Even for projects that have a GMP (guaranteed maximum price) construction contracts, the crisis caused by the virus would like fall under force majeure event excluded by the guarantee. Thus, any schedule delays or cost increases attributed to the Virus will fall on the shoulders of project developers.
In an attempt to mitigate an economic slowdown here in the US, the Federal Reserve slashed interest rates by half a percentage point on March 3 to stem fallout from the epidemic, The New York Times reported, with bank officials voting unanimously for their biggest single cut—and first emergency rate move— since the depths of the 2008 financial crisis. Jerome H. Powell, the Fed chairman, also indicated during a news conference in Washington, D.C., a willingness to continue to “use our tools and act appropriately, depending on the flow of events.”
With Fed Funds Rate currently set at the 1 to 1.25 range following the announcement, the Fed has limited capacity remaining to stimulate the economy through continued reductions in short term rates.

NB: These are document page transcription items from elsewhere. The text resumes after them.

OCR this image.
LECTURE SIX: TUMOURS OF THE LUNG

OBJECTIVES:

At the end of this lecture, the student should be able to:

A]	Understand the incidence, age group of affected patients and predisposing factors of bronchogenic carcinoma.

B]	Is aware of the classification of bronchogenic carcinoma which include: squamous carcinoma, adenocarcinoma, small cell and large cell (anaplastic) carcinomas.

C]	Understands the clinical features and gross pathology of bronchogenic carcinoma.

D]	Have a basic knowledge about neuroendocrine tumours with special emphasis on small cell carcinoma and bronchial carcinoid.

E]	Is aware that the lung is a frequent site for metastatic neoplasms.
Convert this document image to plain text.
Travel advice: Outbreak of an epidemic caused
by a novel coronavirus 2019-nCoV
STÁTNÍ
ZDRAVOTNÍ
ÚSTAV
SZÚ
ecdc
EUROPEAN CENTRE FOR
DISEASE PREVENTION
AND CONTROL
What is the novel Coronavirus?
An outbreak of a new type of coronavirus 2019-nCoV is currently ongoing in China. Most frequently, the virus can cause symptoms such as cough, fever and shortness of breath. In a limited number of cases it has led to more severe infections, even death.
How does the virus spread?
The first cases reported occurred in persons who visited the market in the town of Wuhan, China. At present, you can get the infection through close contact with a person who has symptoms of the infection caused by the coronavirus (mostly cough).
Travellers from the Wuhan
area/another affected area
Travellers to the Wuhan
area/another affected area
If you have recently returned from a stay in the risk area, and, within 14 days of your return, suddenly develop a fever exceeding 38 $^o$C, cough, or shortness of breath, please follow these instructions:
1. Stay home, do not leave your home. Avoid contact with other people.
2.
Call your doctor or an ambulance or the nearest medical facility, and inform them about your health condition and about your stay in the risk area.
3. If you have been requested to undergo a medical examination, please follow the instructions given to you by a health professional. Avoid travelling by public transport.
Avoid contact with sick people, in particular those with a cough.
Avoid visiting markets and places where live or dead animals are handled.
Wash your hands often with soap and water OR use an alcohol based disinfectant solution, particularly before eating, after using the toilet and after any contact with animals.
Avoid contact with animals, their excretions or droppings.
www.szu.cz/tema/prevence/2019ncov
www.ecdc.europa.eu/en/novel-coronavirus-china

Looking at the treasury yields, we have seen them drop about 30 basis points in the last week and a half and yet our long-term rates are still higher than many other developed nations. The upside for real estate investors is that you can currently obtain long term fixed rate financing on most commercial buildings in the 3 percent range. The cost of long-term fixed-rate capital has come down and will likely remain low for the foreseeable future, until the U.S. economy is back on solid footing and growing again.
Despite all the uncertainties, there is some good news when it comes to overall capital market trends. Capital market participants we spoke with over the last several weeks are still open for business and lending capital is still available for the most part.
In addition, two trends we’ve noted this year, unrelated to the coronavirus, still point to select opportunities for real estate investors.
1) Many debt funds have raised capital that is focused on lower risk types of value-add execution. For deals with minor lease up risk—nothing involving heavy renovations—there is a lot more capital. Financing for those deals is being priced in the 100s to 200s over Libor.
2) Meanwhile, the debut funds that have focused on heavier renovation bridge financing have amassed allocations for construction financing. Given that, there should be additional capital beyond just what the banks can provide for construction financing this year. Initially, of course, funding will focus on the primary product types for real estate investment—apartments, industrial and office projects in major metropolitan areas.
While not a complete salve for the current situation, these capital market trends and the proactive work Federal Reserve are engaging in should stem some of the economic fallout from the coronavirus.